What does tort law tell us about liability for injuries arising during sporting events and, in particular, contact sports?  The recent case of Feld v. Borkowski gives us the answer, at least from the standpoint of the Iowa Supreme Court.

Plaintiff and defendant were playing intramural softball .  Defendant hit the ball and let go of the bat at the same time.  The bat flew through the area, striking and injuring plaintiff (who was playing first base).  Plaintiff filed a negligence suit, and defendant sought dismissal of the suit arguing that softball was a contact sport and thus he could only be sued if his conduct was reckless.

The Iowa Supreme Court agreed, saying that 

[w]hile the duty to exercise reasonable care accompanies each individual in most all activities of life, some activities or circumstances have been excepted from the reasonable-care duty in favor of the imposition of a less stringent duty of care for participants in the activity to protect others from injury.  . . . One such activity that has been identified as an exception is contact sports. Prior to our decision in Thompson to follow the analytical framework of the Restatement (Third) of Torts for claims of negligence involving physical harm, we followed other states in excepting participants in contact sports from constraining their actions under the conventional duty to act as a reasonable person. See Leonard ex rel. Meyer v. Behrens, 601 N.W.2d 76, 81 (Iowa 1999).  In finding the game of paintball to be a contact sport in Leonard, we imposed a duty for participants in the sport to merely refrain from reckless or intentional conduct. Id. at 81 ...  This standard recognizes that known risks associated with a contact sport are assumed by participants in the sport, and it is inapposite to the competitiveness of contact sports to impose a duty on participants to protect coparticipants from such known and accepted risks through the exercise of reasonable care.  See Leonard, 601 N.W.2d at 79 & n.3 (noting assumption of the risk in its primary sense is a defense to negligence). The standard also recognizes that athletes who step onto the playing field to compete are not completely free from legal responsibility for their conduct that creates a risk of injury, but are restrained under a substantially lower duty of care. See Nabozny v. Barnhill, 334 N.E.2d 258, 260-61 (Ill. App. Ct. 1975).   (Footnotes omitted).

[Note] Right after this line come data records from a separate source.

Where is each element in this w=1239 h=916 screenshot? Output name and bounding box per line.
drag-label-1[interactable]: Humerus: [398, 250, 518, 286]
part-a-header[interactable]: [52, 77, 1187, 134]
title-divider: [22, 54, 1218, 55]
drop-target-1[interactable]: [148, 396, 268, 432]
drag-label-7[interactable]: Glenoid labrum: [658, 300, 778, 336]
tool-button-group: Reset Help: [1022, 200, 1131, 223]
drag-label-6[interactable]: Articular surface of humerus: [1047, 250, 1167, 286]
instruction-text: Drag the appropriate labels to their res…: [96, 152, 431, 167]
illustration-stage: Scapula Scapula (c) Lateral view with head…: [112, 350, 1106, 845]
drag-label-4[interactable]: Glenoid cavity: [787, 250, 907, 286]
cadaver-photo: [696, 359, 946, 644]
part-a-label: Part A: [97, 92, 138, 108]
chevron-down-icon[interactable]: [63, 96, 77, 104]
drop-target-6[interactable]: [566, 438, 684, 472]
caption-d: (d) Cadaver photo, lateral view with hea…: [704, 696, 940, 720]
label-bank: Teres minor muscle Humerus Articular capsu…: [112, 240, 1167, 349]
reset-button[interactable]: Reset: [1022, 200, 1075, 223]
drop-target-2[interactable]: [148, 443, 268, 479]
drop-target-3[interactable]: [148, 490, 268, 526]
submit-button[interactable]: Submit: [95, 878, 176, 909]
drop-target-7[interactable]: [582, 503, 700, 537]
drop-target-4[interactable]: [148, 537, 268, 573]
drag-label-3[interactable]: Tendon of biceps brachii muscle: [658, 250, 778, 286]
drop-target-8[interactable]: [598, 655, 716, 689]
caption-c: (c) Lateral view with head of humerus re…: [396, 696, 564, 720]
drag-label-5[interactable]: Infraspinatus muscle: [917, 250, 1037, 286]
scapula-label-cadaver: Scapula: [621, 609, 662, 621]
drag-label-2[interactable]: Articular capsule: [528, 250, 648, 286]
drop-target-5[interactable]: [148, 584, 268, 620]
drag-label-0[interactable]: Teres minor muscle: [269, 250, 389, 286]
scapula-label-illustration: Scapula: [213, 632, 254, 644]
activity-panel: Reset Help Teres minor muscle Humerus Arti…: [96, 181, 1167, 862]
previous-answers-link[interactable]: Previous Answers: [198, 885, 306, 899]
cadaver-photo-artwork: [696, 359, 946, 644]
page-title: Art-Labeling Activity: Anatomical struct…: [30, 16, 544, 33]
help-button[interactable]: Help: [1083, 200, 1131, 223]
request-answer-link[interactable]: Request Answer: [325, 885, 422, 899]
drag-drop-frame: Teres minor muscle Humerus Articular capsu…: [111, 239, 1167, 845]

A majority of the Iowa Court went on to conclude that   "softball for purposes of tort liability is a contact sport, and this conclusion is sufficient to transform liability for an injury sustained by a participant while engaged in the sport from a standard of negligence to a standard of recklessness. Clearly, batting is normal activity in the sport of softball and creates a risk of harm to participants in a number of ways, including a risk that the bat will be released during the swing in some way and will become an instrument of harm to participants in some way."   Thus, the Court held that the plaintiff had to demonstrate that defendant was reckless before liability could be imposed for the injuries.

Finally, the Court concluded that reasonable minds could differ on whether as to whether defendant's swing and release of the bat was reckless, and thus reversed the earlier dismissal of the case.

The case is Feld v. Borkowski,  No. 07-133 (Iowa Oct. 22, 2010).